In ML, the MLE is used to minimize dissimilarity between the empircal distribution of the training set, and the model distribution, as measured by the KL divergence
Conditional Log-Likelihood and MSE
Supervised Learning
Association of some input with some output
- human often acts as "supervisor" annotating data
- many supervised learning algorithms are probabilistic estimating a probability distribution
- using MLE to find best parameter vector
We can generalize linear regression to the classification scenario by defining different families of probability distributions
- in binary classification, we have class 0 and class 1, and combined the probability distributions for both classes should sum to 1 for all domain values
- since they sum to 1, we only calculate one distribution
- logistical regression: squash a linear regression into the range (0,1) using a logistic sigmoid, and interpret as probability
- logistic regression is hard, linear regression has optimal weight parameters for its function since there is a closed-form solution
- in logistic regression, we must search for optimal weights by maximizing the log-likelihood funciton, or minimize the negative log-likelihood with gradient descent
- applies generally to almost all supervised learning problems
Support Vector Machines
Similar to logistic regression, also driven by linear funcition wTx + b (weighted vector funciton)

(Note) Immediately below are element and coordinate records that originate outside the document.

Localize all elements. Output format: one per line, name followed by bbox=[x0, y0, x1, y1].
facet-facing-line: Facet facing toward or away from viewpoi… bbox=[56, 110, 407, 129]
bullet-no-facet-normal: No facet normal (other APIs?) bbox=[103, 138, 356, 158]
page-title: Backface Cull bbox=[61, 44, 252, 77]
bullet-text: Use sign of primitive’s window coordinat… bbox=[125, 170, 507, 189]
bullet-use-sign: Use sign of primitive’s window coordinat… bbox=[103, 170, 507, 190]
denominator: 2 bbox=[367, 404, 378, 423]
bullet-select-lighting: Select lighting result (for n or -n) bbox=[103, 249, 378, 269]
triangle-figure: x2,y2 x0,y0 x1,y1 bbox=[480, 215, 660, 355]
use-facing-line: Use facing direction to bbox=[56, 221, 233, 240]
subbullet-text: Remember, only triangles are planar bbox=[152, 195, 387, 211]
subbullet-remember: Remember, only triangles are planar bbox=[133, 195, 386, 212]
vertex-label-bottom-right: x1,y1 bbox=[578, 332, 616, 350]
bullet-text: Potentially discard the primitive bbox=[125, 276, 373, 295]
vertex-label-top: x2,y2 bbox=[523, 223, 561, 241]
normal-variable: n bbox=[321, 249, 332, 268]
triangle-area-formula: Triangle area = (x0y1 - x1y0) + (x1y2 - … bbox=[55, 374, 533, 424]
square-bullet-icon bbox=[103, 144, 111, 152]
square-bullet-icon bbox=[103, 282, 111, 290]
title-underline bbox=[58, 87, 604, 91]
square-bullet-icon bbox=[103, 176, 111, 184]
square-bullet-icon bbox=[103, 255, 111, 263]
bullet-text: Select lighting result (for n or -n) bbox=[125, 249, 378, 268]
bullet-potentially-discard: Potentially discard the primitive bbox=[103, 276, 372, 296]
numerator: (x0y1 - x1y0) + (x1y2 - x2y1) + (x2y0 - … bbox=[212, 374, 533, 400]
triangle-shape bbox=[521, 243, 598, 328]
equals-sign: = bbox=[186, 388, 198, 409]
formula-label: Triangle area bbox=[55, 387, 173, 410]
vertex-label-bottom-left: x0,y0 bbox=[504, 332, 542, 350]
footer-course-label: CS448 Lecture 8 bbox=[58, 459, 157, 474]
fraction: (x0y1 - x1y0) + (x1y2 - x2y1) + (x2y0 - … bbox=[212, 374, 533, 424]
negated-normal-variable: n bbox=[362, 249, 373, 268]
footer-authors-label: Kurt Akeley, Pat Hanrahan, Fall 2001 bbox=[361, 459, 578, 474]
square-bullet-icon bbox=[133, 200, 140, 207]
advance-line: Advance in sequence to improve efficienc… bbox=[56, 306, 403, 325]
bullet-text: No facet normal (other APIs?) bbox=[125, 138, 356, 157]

- the goal is similar to logistic regression: find a hyperplane that divides a dataset into two classes
- support vectors are the data points nearest to the hyperplane, if removed would alter the position of the dividing hyperplane
- margins are the magnitude of the support vectors, and we want to maximize the margins if possible
- while logistic regression provides probabilities, SVMs predict one class for positive output values, and other for negative
Often data doesn't divide nicely. We can approach this by mapping data into a higher dimension:
-
kernel trick is used to accomplish this -- source
- applying kernels to improve classification results
- kernel K(v,w) is a function K: RN, RN -> R computing the dot product between v and w
- so a linear SVM finds a hyperplane that best separates data points called the decision boundary
- in most datasets, a linear decision boundary cannot be found in the original feature space/dimensionality
- the challenge in training a linear SVM classifier in finding a decision boundary is that we must apply a good transformation to map the dataset to a higher dimension
We define φ to be a transformation function that maps the dataset X to a higher dimensionality dataset X' (think R2 to R3 as shown above)
- want to train a linear SVM on transformed dataset X' to get a classifier fSVM
- after training, during testing, every new example x will first be transformed to x' = φ(x)
- so the output is a label for the class. In otherwords fSVM(φ(x)) = fSVM(x') in {0,1} for a binary classification problem
- can achieve nonlinear SVMs by applying linear SVMs in higher dimensions
- this is very simple to understand, but it is also computationally expensive to perform
- we can apply different transformations, one example is a polynomial kernel, and this one maps from R2 -> R5, and by simply transforming the input before performing a linear SVM is extremely expensive in high dimensions
It turns out that SVMs only compute pair-wise dot products and thus we don't need to always work in a higher dimensional space during training/testing
- during the training, the optimization problem only uses pair-wise dot products of examples
- there exists a closed form method to compute dot products in higher dimensions without needing to transform the vectors in the dataset
-
kernel functions let us compute this
- we can implicitly transform datasets to higher dimensional RM faster and without extra memory
- in other words, instead of pre-processing data input, then performing dot products, the kernel function can replace dot products and be applied to un-transformed vectors with the same effect
- the intuition behind this is that the kernel function K can effectively perform a dot product while working exclusively in RN
- different kernels, or kernel functions, exist to perform dot products in different dimensions with different transformations
- the chosen dimensional transform is important for finding an effective decision boundary
- selecting the correct kernel for a task requires a lot of hyperparameter tuning for the model to get good performance
-
K-Fold Cross Validation is a technique that might help